Aretha Franklin's 'Every Move' Monitored by FBI, Declassified Files Reveal

Aretha Franklin was closely monitored by the FBI for many years, recently declassified records have revealed.

Journalist Jenn Dize shared details from the bureau's files on the "Queen of Soul" after requesting them under the Freedom of Information Act.

"Years ago, I FOIA'd @fbi files on Aretha Franklin. Today, I received the files," Dize wrote in a Twitter thread on Wednesday.

The files were incomplete, Dize said, but showed "repeated and disgusting suspicion of the famed Black singer, her work, and activists around her." Franklin died at her home in Detroit, Michigan, in August 2018. She was 76.

Dize posted screenshots of several documents, including one that she said showed Franklin's "every move is carefully documented" by the FBI.

She went on: "In this document, just now declassified, direct contact information and details of her Atlantic Records contract are discussed - presumably 'just in case.'" The page, dated August 26, 1971, has "confidential" and "secret" markings that have been crossed out.

A memorandum dated January 17, 1972, said the bureau had used a "suitable pretext" in order to determine who had received a phone call from a member of the Black Panther Party. The call was determined to have been made to Franklin, described in the document as a "noted Negro singer and entertainer."

Aretha Franklin performs on stage
Aretha Franklin performs on stage at the Park West Auditorium in Chicago on March 23, 1992. She died in 2018. Paul Natkin/Getty Images

A document from September 1976 states that a "West Coast communist newspaper" had carried a story in March that year, noting that Franklin performed at an event that raised $38,000 for the National United Committee to Free Angela Davis.

This document also alleged that Franklin was linked to "Black extremists" and groups.

A paper with the title "COMMUNIST INFILTRATION OF SOUTHERN CHRISTIAN LEADERSHIP CONFERENCE INTERNAL SECURITY" mentioned the conference's 10th anniversary convention, which was being held at Ebenezer Baptist Church in Atlanta, where Martin Luther King Jr. was assistant pastor.

It added that an Atlanta newspaper had published an article that said: "Sidney Poitier, popular actor, will be the featured speaker at the opening banquet... and Aretha Franklin, popular entertainer, will also appear at the banquet."

A document from 1968 mentioned a "confidential source" who had told the FBI that a Southern Christian Leadership Conference pastor had described the U.S. government as "involved in acts of genocide against the Vietnamese people."

The same source said another pastor—Franklin's father, Rev.
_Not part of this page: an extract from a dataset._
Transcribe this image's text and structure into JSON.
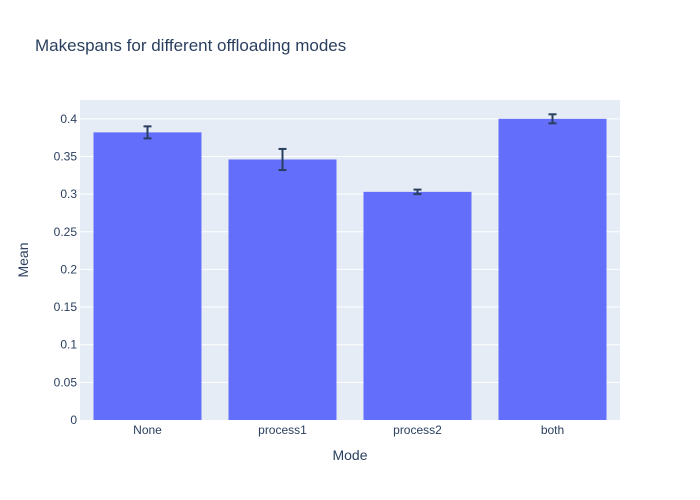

C. L. Franklin—had spoken at a memorial for King in August 1968.

A 1968 document discussing funeral plans for King noted that the Atlanta Braves baseball team had offered Atlanta stadium for a "huge" memorial concert.

Franklin was among those set to perform, along with Sammy Davis Jr., Marlon Brando, Mahalia Jackson and the Supremes.

"Of this group, some have supported militant Black power concept and most have been in forefront of various civil rights movements," the FBI report said.

It added that some "felt the performance by these prominent entertainers would provide emotional spark which could ignite racial disturbance in this area." A source told the FBI that the Southern Christian Leadership Conference had contacted the Atlanta Braves and it had been decided the memorial concert would be canceled.

Dize tweeted that there were "frequent attempts" to connect Franklin and other notable Black figures to anything the FBI "deemed nefarious."

She pointed to a bureau document that followed up on a claim Franklin was connected to the Black Liberation Army.

The document cites a redacted source who advised that "to the best of his knowledge, Aretha Franklin has never been associated with the black radical movement."

The FBI concluded that "in view of the fact there is no evidence of involvement by Miss Franklin in BLA activities and in view of her fame as a singer, it is felt that it would not be in the best interests of the Bureau to attempt to interview her."

Newsweek has contacted the FBI and Franklin's former attorney for comment. Franklin's family could not be immediately reached for comment.